04/12/06

O Capuchinho Vermelho

Era uma vez uma menina que vivia numa casinha isolada, na orla da floresta, com a sua mãe.

Um dia a mãe deu-lhe um capuchinho vermelho. Que a menina experimentou em ânsia e nunca mais largou.
Passaram mesmo a confundir-se, a menina e o capuchinho vermelho. Que a um aproveitava os passos da
juventude vigorosa e do outro tomava emprestado um nome que não era o seu.
E nunca mais se puderam separar.

Certo dia, o Capuchinho Vermelho encaminhou-se para a flloresta. A menina ficou deslumbrada. Com um cenário que nunca conhecera na pacatez da orla da floresta.
Nessa floresta havia um lobo. Que a habitara desde sempre.

O
Lobo encontrou a menina e disse-lhe - Olá! Queres fazer uma corrida? A menina respondeu - Não sei... Porquê? - Porque é o que os lobos fazem!, respondeu o Lobo. - Anda! Corremos até àquela casa e quem lá chegar primeiro come a velhinhna que lá mora! A menina sorriu com o disparate que o lobo disse.

Mas num segundo o Capuchinho Vermelho deu um salto em frente e começou a correr sem olhar atrás.
No seu encalço seguia o Lobo. Que não mostrava qualquer interesse em disputar com a menina a chegada à casa.

Quando o Capuchinho Vermelho chegou à casa, bateu à porta. - Não está ninguém... Afirmou a menina. - Abre a porta e entra, ordenou o lobo. - Está escuro, disse a menina. O Lobo pousou-lhe a pata peluda no ombro e deu-lhe um pequeno empurrão.

O Capuchinho Vermelho entrou.
Estava muito escuro e a menina respirou com dificuldade o ar pesado e bafiento. - Não vejo nada, disse como pedido de ajuda ao Lobo. - Espera um segundo, e verás. O Lobo estava de braços cruzados, imóvel, atrás da menina, que esbracejava como nadadando, tentando descobrir com as mãos o que os seus olhos não viam.

De repente, o Capuchinho Vermelho começou a vislumbrar sombras, contornos, uma figura deitada na cama, a poucos metros.
A menina aproximou-se devagar da cama e o Lobo saiu da sua posição de estátua para segui-la pé-ante-pé, de braços estendidos, como que com receio que ela caisse para trás.

Ao lado da cama, a menina parou. - Vá!, podes comê-la! Ofereceu o Lobo. Mas a manina não percebia o que ele queria dizer com aquilo. - Vá!, come-a!, insistia o Lobo.
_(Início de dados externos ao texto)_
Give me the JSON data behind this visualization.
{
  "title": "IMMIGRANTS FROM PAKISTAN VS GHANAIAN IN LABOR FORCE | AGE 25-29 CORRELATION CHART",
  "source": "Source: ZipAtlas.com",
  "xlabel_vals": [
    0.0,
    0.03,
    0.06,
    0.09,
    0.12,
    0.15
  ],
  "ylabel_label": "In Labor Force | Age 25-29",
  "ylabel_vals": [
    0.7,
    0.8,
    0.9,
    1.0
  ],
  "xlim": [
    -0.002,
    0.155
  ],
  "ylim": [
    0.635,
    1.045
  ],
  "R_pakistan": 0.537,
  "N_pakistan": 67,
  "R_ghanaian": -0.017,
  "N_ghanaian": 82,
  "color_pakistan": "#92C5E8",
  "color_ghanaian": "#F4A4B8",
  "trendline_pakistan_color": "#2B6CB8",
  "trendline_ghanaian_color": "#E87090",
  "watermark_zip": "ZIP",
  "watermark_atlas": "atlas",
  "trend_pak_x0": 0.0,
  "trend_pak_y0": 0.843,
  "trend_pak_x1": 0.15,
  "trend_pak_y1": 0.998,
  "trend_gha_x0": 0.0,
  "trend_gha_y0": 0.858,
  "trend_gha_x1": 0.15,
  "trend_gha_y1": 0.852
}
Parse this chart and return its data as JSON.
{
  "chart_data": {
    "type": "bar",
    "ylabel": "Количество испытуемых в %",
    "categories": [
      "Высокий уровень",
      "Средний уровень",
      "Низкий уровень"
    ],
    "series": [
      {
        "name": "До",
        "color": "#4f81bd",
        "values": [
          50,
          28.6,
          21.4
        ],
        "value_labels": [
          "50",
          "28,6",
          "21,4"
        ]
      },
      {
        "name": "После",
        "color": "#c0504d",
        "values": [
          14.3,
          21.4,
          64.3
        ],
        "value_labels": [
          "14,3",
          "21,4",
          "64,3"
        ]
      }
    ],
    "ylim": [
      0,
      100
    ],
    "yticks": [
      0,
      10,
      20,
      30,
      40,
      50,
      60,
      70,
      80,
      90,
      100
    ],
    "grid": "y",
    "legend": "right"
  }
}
Mas nessa altura a menina já perdera a noção do que a levara àquela casa e observava com curiosidade o Lobo, como se pela primeira vez o visse. - Porque é que tu tens uns olhos tão grandes?, perguntou a menina. O Lobo, desconcertado, não desarmava, - Capuchinho, come-a!, anda!... Mas a menina, já a perdera.
O Lobo sentia-se a ficar sem paciência. - Tu não me ouves? Come-a!! Mas a menina continuava - Porque é que tu tens umas orelhas tão grandes?, e o Lobo não queria crer no que lhe estava a acontecer. - Porque é que tu tens uma boca tão grande?...

Naquele momento, a menina fizera a pergunta errada. A única que não poderia ter feito, antes de comer a idosa.
O Lobo abriu a bocarra e enguliu de uma vez a menina, a quem ninguém poderia valer.
No segundo seguinte, abriu de novo a bocarra e bocejou.
Colocou a touca de dormir na cabeça, afastou a roupa da cama, deitou-se, aconchegou os cobertores e adormeceu.


1 comentário:

Anónimo disse...

não peguei nele até agora esperando que alguém o fizesse. as metáforas, as histórias para crianças, tudo na sua dimensão tão particular e no entanto tão geral... talvez seja um papão que já não existe para a maioria mas ele aí está. azar que o único capuchinho que se conhece é vermelho... mas o poder não tem cor embora haja poderes e poderes. e dizer que as coisas mudaram, que tudo está mais à mão, do conhecimento de todos, bom... enfim. achei a analogia, a metáfora ou o que lhe terás chamado, uma obra de arte. parabéns mais uma vez.